The key for each row in the table is the Falcor path to an individual leaf node. This solution works well, since Falcor already expands a resource request into the individual paths for each leaf node (e.g., [“videos”, 123, [“summary”, “detail”]] becomes [“videos”, 123, ”summary”] and [“videos”, 123, ”detail”]).

The other columns in the table are:

  • payload — The JSON string received for the given path. By storing the payload in JSON format, we don’t have to worry about creating columns for every possible property within each node of the various Falcor paths.
  • expiry and sentinel — These are meta data from the Falcor response that are common to all responses and needed for queries (such as finding expired nodes).

Our RealmModel, therefore, looks something like this:

Performance

One general issue that kept surfacing as the team bounced ideas back and forth was performance. What sort of tricks might we need to implement to ensure that data storage and retrieval is acceptably fast? We receive the payload from the server as JSON strings, which is not overly efficient to decode in Java, so storing JSON may not be sufficient. One suggestion was using a format that is more efficiently deserialized, such as FlatBuffers. In general this is interesting since it has much better performance in Java than JSON (and just about every DB supports some form of byte array).
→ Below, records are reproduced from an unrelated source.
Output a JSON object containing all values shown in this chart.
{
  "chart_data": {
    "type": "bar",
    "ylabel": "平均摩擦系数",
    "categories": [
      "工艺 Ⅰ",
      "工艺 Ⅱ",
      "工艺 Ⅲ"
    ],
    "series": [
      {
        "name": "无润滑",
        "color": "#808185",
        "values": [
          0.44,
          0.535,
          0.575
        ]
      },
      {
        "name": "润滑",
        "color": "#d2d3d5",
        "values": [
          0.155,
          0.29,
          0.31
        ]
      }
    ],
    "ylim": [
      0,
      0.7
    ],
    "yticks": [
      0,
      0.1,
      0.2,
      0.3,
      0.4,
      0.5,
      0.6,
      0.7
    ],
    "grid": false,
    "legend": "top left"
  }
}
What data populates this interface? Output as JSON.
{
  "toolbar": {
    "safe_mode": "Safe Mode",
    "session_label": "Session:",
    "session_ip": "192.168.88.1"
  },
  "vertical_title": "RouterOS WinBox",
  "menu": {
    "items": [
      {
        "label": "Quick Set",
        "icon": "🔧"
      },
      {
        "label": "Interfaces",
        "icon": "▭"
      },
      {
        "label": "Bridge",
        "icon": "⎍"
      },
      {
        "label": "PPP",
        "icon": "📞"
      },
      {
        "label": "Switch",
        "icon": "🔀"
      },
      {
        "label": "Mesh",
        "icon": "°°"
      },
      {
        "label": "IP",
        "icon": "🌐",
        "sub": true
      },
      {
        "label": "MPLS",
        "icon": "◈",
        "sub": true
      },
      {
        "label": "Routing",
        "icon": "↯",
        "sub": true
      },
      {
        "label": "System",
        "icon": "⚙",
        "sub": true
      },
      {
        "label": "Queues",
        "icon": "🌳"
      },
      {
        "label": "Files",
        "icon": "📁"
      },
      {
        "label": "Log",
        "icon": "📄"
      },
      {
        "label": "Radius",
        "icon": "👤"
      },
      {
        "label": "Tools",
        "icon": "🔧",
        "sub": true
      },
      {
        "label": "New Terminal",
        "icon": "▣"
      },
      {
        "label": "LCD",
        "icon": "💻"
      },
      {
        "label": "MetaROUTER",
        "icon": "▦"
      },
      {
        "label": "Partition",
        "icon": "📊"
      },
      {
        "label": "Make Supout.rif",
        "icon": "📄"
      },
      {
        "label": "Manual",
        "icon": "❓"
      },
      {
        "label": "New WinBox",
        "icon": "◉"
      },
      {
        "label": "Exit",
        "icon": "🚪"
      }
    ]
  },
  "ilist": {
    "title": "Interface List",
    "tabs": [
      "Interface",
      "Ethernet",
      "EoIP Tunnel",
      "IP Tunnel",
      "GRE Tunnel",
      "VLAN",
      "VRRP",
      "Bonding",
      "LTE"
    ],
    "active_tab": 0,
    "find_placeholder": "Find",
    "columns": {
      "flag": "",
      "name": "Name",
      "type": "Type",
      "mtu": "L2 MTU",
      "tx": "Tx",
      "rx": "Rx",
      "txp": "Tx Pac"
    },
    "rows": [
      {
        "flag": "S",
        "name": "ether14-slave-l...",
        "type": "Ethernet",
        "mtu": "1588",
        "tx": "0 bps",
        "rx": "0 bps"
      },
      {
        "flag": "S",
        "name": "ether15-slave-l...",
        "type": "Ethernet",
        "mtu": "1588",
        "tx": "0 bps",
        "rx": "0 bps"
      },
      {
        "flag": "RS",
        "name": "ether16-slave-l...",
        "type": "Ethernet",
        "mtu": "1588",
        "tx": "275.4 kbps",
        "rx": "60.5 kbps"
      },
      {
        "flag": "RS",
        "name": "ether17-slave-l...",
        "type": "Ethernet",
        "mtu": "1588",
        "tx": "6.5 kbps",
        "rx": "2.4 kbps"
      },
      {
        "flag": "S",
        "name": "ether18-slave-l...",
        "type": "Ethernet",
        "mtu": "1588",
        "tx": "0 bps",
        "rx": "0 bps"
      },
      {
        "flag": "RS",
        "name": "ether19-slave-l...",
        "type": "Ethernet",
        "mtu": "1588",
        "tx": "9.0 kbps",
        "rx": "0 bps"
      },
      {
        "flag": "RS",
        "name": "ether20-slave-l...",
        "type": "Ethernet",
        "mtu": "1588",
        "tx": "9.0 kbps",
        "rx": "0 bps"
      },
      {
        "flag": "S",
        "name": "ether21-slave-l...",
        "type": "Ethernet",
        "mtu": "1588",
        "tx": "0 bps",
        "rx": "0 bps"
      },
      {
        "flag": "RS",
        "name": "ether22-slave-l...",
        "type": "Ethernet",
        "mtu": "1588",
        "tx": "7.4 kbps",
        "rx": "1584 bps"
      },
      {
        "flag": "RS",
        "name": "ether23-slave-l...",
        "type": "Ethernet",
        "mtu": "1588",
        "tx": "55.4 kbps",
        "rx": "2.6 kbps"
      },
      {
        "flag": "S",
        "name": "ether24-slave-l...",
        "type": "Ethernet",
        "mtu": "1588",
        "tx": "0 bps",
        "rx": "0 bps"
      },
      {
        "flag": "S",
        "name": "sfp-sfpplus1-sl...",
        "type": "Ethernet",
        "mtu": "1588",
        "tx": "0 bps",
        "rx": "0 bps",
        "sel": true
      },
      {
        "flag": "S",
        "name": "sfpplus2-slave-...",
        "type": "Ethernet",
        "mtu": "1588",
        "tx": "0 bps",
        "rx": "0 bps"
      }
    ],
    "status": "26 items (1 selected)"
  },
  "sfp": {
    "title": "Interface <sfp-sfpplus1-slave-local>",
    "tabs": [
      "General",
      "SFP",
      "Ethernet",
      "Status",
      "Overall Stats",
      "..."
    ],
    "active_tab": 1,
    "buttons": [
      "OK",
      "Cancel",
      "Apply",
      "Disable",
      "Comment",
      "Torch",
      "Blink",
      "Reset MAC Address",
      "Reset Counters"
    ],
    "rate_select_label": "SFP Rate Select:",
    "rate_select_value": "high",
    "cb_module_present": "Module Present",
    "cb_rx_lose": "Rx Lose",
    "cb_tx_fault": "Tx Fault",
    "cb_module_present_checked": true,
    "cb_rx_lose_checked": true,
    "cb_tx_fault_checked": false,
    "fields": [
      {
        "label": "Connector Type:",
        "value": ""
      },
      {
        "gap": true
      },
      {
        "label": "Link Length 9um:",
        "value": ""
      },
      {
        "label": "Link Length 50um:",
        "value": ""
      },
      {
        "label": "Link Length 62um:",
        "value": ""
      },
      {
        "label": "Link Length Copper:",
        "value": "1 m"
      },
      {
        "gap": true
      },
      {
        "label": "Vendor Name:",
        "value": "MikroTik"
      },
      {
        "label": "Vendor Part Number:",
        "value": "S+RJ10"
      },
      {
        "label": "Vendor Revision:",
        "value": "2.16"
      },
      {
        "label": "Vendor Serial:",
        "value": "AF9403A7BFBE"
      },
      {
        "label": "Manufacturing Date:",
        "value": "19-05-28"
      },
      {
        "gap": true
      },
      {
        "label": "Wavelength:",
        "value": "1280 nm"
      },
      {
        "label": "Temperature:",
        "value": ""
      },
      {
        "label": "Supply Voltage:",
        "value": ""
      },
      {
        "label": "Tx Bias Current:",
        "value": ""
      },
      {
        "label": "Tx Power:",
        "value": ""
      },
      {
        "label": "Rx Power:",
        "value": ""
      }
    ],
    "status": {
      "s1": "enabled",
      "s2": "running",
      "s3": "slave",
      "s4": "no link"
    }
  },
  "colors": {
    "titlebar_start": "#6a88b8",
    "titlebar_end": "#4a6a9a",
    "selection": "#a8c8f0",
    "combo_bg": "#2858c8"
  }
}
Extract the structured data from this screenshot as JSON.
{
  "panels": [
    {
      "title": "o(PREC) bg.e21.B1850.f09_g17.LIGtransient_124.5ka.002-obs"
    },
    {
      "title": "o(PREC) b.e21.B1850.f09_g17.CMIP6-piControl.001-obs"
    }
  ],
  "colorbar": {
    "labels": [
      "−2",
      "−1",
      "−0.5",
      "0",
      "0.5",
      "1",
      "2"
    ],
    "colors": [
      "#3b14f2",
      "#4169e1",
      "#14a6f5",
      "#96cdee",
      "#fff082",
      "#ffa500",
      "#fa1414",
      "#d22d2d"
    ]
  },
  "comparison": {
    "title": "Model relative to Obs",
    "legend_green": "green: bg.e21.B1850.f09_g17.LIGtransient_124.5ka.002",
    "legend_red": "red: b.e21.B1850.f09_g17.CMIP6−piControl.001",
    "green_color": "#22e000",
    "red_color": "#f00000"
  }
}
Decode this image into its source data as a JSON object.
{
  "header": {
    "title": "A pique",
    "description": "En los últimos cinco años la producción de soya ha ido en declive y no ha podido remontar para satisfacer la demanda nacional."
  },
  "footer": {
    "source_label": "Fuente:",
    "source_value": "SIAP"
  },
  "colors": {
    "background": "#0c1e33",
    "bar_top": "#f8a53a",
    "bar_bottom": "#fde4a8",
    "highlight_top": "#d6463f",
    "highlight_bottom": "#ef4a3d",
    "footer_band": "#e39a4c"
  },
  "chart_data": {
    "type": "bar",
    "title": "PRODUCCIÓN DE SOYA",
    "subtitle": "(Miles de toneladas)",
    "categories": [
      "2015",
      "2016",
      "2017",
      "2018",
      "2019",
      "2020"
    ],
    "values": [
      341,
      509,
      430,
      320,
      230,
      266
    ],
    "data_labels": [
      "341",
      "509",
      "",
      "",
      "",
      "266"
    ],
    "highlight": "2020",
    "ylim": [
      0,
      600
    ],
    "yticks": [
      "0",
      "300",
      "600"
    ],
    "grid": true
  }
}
However, it turned out that JSON parsing was not a significant performance bottleneck. While not incorporated as a requirement for this feature, we’re still keeping this idea on the back burner since FlatBuffer has better decode performance characteristics (on both cpu and memory) than JSON.

Volatile Data

The final issue was dealing with leaf nodes that contain volatile data. We define non-volatile data as data that never changes. Examples are: the title of the movie or show, its length in minutes, etc. Volatile data, on the other hand, can change for a variety of reasons. Examples of volatile data are: a user’s thumb ratings, or the bookmark indicating the position in the video at which to continue playback. We can easily handle the case when the change is due to the user interacting with our Android application; we know what changed and can update the cache. The problem is when data changes for other reasons, for example, when a new season of a show is released.

The volatile data can be grouped into three types:

  1. Data that has a known time at which it will change, such as whether a video is within its license window
  2. Changes caused by the user while on another device (e.g., TV or web)
  3. Data that may change at an unknown time. The percentage match rating is an example of this; it may change over time based on other shows that a user watches and rates.

The first type is easiest to handle. These nodes simply include an expiration that removes the node from the cache at the appropriate time, requiring a network request to retrieve an updated node.

For the second type — changes caused by the user — we leverage push notifications to keep the data updated. Since the user caused the change, we can reasonably assume the user is interested in seeing the change reflected in the application.

The last type is like Schrödinger’s cat. The server is the box, since it is the source of truth. We won’t know the true value until we open the box again (that is, fetch the latest data from the server). This is also the fallback for cases when a push notification is not received.

The solution for this last type is to provisionally display the cached leaf node and check the time when the node was received from the server. If it has aged enough, fire off a request to update it, otherwise assume it is still correct.

Epilogue

Adding a persistence layer to the falcor cache adds some complexity (as would any feature), but — just like a browser cache — improves the user experience.

As with virtually every feature we implement at Netflix, this persistent cache is being A/B tested to ensure it actually benefits users. The early test results are very promising, especially for users on slow networks.

The other exciting thing about this feature is it opens up many future tests, allowing us to push data into cache, such as the videos that are highest ranked for each user.